Solar photovoltaics (PV) grew by a whopping 32% in 2017, followed by wind energy, which grew by 10%. Underlying this growth are substantial cost reductions, with the levelised cost of electricity from solar PV decreasing by 73%, and onshore wind by nearly one-quarter, between 2010 and 2017. Both technologies are now well within the cost range of power generated by fossil fuels.
China continued to lead global capacity additions, installing nearly half of all new capacity in 2017. 10% of all new capacity additions came from India, mostly in solar and wind. Asia accounted for 64% of new capacity additions in 2017, up from 58% last year. Europe added 24 GW of new capacity in 2017, followed by North America with 16 GW. Brazil set itself on a path of accelerated renewables deployment, installing 1 GW of solar generation, a ten-fold increase from the previous year.

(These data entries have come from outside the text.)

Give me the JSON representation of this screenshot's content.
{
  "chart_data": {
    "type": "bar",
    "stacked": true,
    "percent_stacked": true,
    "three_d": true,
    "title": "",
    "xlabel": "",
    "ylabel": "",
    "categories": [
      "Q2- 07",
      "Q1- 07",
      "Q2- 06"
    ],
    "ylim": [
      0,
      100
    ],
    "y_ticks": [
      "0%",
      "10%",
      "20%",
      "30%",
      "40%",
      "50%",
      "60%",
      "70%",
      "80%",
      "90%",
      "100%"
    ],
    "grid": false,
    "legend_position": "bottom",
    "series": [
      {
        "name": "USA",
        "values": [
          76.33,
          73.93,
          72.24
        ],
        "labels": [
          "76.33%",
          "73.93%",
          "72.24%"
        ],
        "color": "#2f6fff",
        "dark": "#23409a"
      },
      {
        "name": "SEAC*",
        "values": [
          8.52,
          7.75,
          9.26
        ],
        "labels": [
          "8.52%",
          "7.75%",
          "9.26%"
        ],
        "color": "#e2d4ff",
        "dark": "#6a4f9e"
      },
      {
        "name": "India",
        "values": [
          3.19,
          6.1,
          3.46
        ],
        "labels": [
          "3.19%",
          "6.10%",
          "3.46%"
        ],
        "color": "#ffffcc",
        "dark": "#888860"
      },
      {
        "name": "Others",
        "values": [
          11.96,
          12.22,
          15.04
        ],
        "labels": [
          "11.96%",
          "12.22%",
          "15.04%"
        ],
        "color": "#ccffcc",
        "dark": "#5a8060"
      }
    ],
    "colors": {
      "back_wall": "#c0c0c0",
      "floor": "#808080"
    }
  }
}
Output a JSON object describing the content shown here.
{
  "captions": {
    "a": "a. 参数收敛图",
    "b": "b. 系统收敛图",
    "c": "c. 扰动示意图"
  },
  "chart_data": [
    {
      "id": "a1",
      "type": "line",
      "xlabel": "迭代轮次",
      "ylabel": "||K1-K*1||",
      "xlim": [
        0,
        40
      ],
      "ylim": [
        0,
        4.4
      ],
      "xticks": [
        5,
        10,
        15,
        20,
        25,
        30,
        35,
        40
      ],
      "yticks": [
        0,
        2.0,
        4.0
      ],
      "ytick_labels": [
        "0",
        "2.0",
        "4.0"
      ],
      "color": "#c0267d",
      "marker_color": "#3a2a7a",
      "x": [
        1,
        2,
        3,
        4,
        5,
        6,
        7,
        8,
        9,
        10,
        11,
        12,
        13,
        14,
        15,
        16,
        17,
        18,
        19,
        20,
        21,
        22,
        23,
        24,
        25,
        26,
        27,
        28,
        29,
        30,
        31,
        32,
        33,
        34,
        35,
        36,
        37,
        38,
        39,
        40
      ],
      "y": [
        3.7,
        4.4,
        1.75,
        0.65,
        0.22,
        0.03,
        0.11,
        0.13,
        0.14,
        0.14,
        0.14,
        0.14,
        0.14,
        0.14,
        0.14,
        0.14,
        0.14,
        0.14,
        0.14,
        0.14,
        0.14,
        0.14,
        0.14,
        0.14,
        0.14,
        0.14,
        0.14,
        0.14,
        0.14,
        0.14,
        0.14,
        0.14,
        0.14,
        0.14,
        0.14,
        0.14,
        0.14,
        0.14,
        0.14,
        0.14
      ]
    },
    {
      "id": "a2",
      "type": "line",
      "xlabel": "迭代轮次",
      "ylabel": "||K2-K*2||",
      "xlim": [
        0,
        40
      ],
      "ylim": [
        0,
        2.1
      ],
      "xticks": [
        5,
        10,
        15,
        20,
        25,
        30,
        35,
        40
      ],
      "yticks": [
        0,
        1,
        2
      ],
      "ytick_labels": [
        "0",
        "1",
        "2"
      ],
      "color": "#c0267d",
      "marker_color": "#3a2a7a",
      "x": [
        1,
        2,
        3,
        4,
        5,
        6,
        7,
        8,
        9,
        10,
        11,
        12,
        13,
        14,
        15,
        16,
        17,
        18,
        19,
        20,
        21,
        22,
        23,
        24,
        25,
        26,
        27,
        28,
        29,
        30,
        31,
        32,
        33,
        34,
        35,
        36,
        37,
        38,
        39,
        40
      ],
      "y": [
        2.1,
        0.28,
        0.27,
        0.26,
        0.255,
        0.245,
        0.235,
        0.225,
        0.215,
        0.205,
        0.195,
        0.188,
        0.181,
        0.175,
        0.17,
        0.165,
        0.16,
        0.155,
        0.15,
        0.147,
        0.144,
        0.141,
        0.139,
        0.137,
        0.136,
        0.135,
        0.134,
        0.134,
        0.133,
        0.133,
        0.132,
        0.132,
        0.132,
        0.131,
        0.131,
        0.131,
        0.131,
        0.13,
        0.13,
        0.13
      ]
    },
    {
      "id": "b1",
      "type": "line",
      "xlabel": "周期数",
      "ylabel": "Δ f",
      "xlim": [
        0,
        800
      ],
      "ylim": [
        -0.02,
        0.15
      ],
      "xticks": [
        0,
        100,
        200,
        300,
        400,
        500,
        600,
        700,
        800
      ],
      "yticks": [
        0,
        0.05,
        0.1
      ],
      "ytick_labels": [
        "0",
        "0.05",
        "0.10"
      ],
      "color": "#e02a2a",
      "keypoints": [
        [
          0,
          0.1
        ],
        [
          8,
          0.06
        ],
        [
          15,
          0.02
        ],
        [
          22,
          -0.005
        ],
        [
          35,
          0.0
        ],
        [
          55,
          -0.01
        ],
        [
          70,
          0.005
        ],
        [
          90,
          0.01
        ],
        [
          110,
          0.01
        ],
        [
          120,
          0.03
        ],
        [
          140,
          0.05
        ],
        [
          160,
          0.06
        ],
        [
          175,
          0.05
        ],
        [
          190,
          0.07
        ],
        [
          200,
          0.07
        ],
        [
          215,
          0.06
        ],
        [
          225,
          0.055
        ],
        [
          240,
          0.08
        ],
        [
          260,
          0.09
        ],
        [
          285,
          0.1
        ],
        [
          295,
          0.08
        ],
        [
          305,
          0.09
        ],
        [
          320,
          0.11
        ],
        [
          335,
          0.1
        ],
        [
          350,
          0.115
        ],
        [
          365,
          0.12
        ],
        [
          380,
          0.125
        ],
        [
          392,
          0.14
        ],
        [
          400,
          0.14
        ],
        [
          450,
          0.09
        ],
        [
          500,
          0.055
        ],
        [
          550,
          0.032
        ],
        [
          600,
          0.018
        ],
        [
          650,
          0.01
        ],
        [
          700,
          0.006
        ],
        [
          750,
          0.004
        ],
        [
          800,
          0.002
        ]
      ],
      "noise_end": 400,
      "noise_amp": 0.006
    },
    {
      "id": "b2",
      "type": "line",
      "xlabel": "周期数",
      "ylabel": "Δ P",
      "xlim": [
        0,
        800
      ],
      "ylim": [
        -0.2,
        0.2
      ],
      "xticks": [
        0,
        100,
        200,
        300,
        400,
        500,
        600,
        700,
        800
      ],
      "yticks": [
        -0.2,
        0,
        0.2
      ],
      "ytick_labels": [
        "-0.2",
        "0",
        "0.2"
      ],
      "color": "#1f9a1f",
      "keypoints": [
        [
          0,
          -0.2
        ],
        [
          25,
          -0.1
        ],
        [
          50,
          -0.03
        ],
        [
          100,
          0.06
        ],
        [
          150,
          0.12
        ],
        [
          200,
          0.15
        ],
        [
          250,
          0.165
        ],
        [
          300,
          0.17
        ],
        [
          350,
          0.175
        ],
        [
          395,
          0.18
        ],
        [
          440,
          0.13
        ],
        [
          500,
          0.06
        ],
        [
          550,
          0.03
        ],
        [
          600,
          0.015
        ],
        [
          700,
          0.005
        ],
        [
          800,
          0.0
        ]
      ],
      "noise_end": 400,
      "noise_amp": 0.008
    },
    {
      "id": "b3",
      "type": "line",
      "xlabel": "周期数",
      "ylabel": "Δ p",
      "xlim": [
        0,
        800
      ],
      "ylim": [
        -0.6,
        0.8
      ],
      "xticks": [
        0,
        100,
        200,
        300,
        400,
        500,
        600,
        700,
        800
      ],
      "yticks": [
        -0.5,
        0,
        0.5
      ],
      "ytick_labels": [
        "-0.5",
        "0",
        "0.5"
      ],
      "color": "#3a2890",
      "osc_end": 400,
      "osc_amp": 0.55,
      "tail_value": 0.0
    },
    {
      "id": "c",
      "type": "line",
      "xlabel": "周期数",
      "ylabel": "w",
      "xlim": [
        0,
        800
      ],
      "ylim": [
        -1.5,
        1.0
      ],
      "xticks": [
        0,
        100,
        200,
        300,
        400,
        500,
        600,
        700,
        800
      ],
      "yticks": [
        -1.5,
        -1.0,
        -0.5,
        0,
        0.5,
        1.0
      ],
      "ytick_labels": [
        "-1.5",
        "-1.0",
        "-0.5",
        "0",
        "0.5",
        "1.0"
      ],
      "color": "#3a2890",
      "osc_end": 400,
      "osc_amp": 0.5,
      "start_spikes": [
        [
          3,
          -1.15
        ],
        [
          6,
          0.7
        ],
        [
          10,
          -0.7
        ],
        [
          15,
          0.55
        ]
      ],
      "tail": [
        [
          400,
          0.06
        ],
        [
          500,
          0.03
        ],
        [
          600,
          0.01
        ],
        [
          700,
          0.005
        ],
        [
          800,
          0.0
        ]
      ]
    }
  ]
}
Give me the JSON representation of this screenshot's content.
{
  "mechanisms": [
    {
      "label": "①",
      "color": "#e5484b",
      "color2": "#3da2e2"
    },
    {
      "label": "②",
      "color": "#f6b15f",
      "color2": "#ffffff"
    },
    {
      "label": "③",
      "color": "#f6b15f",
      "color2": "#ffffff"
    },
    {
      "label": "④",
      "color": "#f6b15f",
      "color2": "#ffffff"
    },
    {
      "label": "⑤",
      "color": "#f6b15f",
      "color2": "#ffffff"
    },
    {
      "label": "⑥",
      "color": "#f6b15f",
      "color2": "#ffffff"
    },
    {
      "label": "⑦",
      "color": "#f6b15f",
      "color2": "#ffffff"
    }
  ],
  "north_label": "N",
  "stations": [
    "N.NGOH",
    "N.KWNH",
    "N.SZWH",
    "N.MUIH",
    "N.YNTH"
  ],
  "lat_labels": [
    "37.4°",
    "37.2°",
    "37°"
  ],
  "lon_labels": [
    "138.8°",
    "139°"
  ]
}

Off-grid renewables capacity saw unprecedented growth in 2017, with an estimated 6.6 GW serving off-grid customers. This represents a 10% growth from last year, with around 146 million people now using off-grid renewables.
Highlights by technology:
Hydropower: The amount of new hydro capacity commissioned in 2017 was the lowest seen in the last decade. Brazil and China continued to account for most of this expansion (12.4 GW or 60% of all new capacity). Hydro capacity also increased by more than 1 GW in Angola and India.
Wind energy: Three-quarters of new wind energy capacity was installed in five countries: China (15 GW); USA (6 GW); Germany (6 GW); UK (4 GW); and India (4 GW). Brazil and France also installed more than 1 GW.
Bioenergy: Asia continued to account for most of the increase in bioenergy capacity, with increases of 2.1 GW in China, 510 MW in India and 430MW in Thailand. Bioenergy capacity also increased in Europe (1.0 GW) and South America (0.5 GW), but the increase in South America was relatively low compared to previous years.
Solar energy: Asia continued to dominate the global solar capacity expansion, with a 72 GW increase. Three countries accounted for most of this growth, with increases of 53 GW (+68%) in China, 9.6 GW (+100%) in India and 7 GW (+17%) in Japan. China alone accounted for more than half of all new solar capacity installed in 2017. Other countries that installed more than 1 GW of solar in 2017 included: USA (8.2 GW); Turkey (2.6 GW); Germany (1.7 GW); Australia (1.2 GW); South Korea (1.1 GW); and Brazil (1 GW).
Geothermal energy: Geothermal power capacity increased by 644 MW in 2017, with major expansions in Indonesia (306 MW) and Turkey (243 MW). Turkey passed the level of 1 GW geothermal capacity at the year-end and Indonesia is fast approaching 2 GW.